男だ女だと言っている場合ではないのだが、性別を気にしてしまうのは、やはり思春期だからなのだろう。


「助け合わなきゃ。男も女も関係ないわ」


私は眉をハの字にした。


「じゃあ……警察だからって危険な目に遭わせるのは良くないと思うんだ」


生意気に口角を上げる赤野に、言い返す次の言葉が見つからない。


「だから、俺は階段で上がるから、折笠さんはそこを動かないで」


縄ばしごの片方の麻縄は千切れ、片方だけでは赤野を支えられないだろう。


体重を掛ければ千切れてしまいそうだ。


「1人は危険よ! 私がそっちに行くから一緒に三階に行きましょ」


「そこから落ちて、もし足首捻ったらどうするの? 廊下で甲冑に遭遇したら逃げられないよ」


痛い所を突かれてしまった。


"もしも"の話をされては言い返すことが出来ない。


降参の意味を込めて、私は大きな溜息を吐いた。


「分かったわ……急がなくて良いから、慎重に。
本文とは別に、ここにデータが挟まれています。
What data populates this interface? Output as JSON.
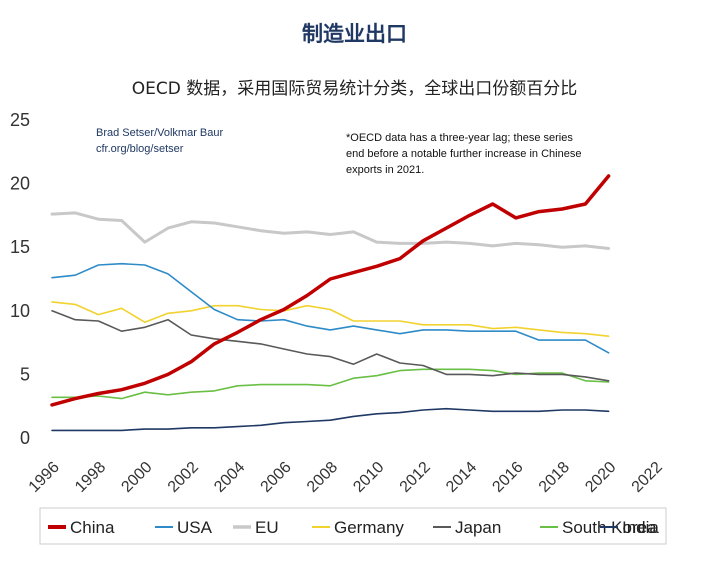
{
  "title": "制造业出口",
  "subtitle": "OECD 数据，采用国际贸易统计分类，全球出口份额百分比",
  "source_lines": [
    "Brad Setser/Volkmar Baur",
    "cfr.org/blog/setser"
  ],
  "note_lines": [
    "*OECD data has a three-year lag; these series",
    "end before a notable further increase in Chinese",
    "exports in 2021."
  ],
  "chart_data": {
    "type": "line",
    "title": "制造业出口",
    "subtitle": "OECD 数据，采用国际贸易统计分类，全球出口份额百分比",
    "xlabel": "",
    "ylabel": "",
    "xlim": [
      1996,
      2022
    ],
    "ylim": [
      0,
      25
    ],
    "yticks": [
      0,
      5,
      10,
      15,
      20,
      25
    ],
    "xticks": [
      1996,
      1998,
      2000,
      2002,
      2004,
      2006,
      2008,
      2010,
      2012,
      2014,
      2016,
      2018,
      2020,
      2022
    ],
    "x": [
      1996,
      1997,
      1998,
      1999,
      2000,
      2001,
      2002,
      2003,
      2004,
      2005,
      2006,
      2007,
      2008,
      2009,
      2010,
      2011,
      2012,
      2013,
      2014,
      2015,
      2016,
      2017,
      2018,
      2019,
      2020
    ],
    "grid": false,
    "legend_position": "bottom",
    "series": [
      {
        "name": "China",
        "color": "#c00000",
        "width": 3.5,
        "values": [
          2.6,
          3.1,
          3.5,
          3.8,
          4.3,
          5.0,
          6.0,
          7.4,
          8.3,
          9.3,
          10.1,
          11.2,
          12.5,
          13.0,
          13.5,
          14.1,
          15.5,
          16.5,
          17.5,
          18.4,
          17.3,
          17.8,
          18.0,
          18.4,
          20.6
        ]
      },
      {
        "name": "USA",
        "color": "#2e8bc8",
        "width": 1.6,
        "values": [
          12.6,
          12.8,
          13.6,
          13.7,
          13.6,
          12.9,
          11.5,
          10.1,
          9.3,
          9.2,
          9.3,
          8.8,
          8.5,
          8.8,
          8.5,
          8.2,
          8.5,
          8.5,
          8.4,
          8.4,
          8.4,
          7.7,
          7.7,
          7.7,
          6.7
        ]
      },
      {
        "name": "EU",
        "color": "#c8c8c8",
        "width": 3,
        "values": [
          17.6,
          17.7,
          17.2,
          17.1,
          15.4,
          16.5,
          17.0,
          16.9,
          16.6,
          16.3,
          16.1,
          16.2,
          16.0,
          16.2,
          15.4,
          15.3,
          15.3,
          15.4,
          15.3,
          15.1,
          15.3,
          15.2,
          15.0,
          15.1,
          14.9
        ]
      },
      {
        "name": "Germany",
        "color": "#f2d22e",
        "width": 1.6,
        "values": [
          10.7,
          10.5,
          9.7,
          10.2,
          9.1,
          9.8,
          10.0,
          10.4,
          10.4,
          10.1,
          10.0,
          10.4,
          10.1,
          9.2,
          9.2,
          9.2,
          8.9,
          8.9,
          8.9,
          8.6,
          8.7,
          8.5,
          8.3,
          8.2,
          8.0
        ]
      },
      {
        "name": "Japan",
        "color": "#595959",
        "width": 1.6,
        "values": [
          10.0,
          9.3,
          9.2,
          8.4,
          8.7,
          9.3,
          8.1,
          7.8,
          7.6,
          7.4,
          7.0,
          6.6,
          6.4,
          5.8,
          6.6,
          5.9,
          5.7,
          5.0,
          5.0,
          4.9,
          5.1,
          5.0,
          5.0,
          4.8,
          4.5
        ]
      },
      {
        "name": "South Korea",
        "color": "#6abf45",
        "width": 1.6,
        "values": [
          3.2,
          3.2,
          3.3,
          3.1,
          3.6,
          3.4,
          3.6,
          3.7,
          4.1,
          4.2,
          4.2,
          4.2,
          4.1,
          4.7,
          4.9,
          5.3,
          5.4,
          5.4,
          5.4,
          5.3,
          5.0,
          5.1,
          5.1,
          4.5,
          4.4
        ]
      },
      {
        "name": "India",
        "color": "#1f3864",
        "width": 1.6,
        "values": [
          0.6,
          0.6,
          0.6,
          0.6,
          0.7,
          0.7,
          0.8,
          0.8,
          0.9,
          1.0,
          1.2,
          1.3,
          1.4,
          1.7,
          1.9,
          2.0,
          2.2,
          2.3,
          2.2,
          2.1,
          2.1,
          2.1,
          2.2,
          2.2,
          2.1
        ]
      }
    ]
  }
}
気を付けてね」


後のことを考えていなかった訳ではないが、未成年を危険な目に合わせたくはなかった。


刑事として、大人として。


でも今はそんな事を言っている場合ではない。


脱出に時間制限がある訳ではないが、一刻も早くこの屋敷を出て新鮮な空気を吸いたい。


「折笠さんはその部屋の中を調べて待ってて。絶対に外に出ちゃダメだからね 」


私を見上げていた赤野は、それだけ言い捨て私の視界から姿を消した。


扉が少し開いてから、しばらくしてパタンと閉まる音が聞こえた。


下の部屋からは何の音も聞こえなくなった。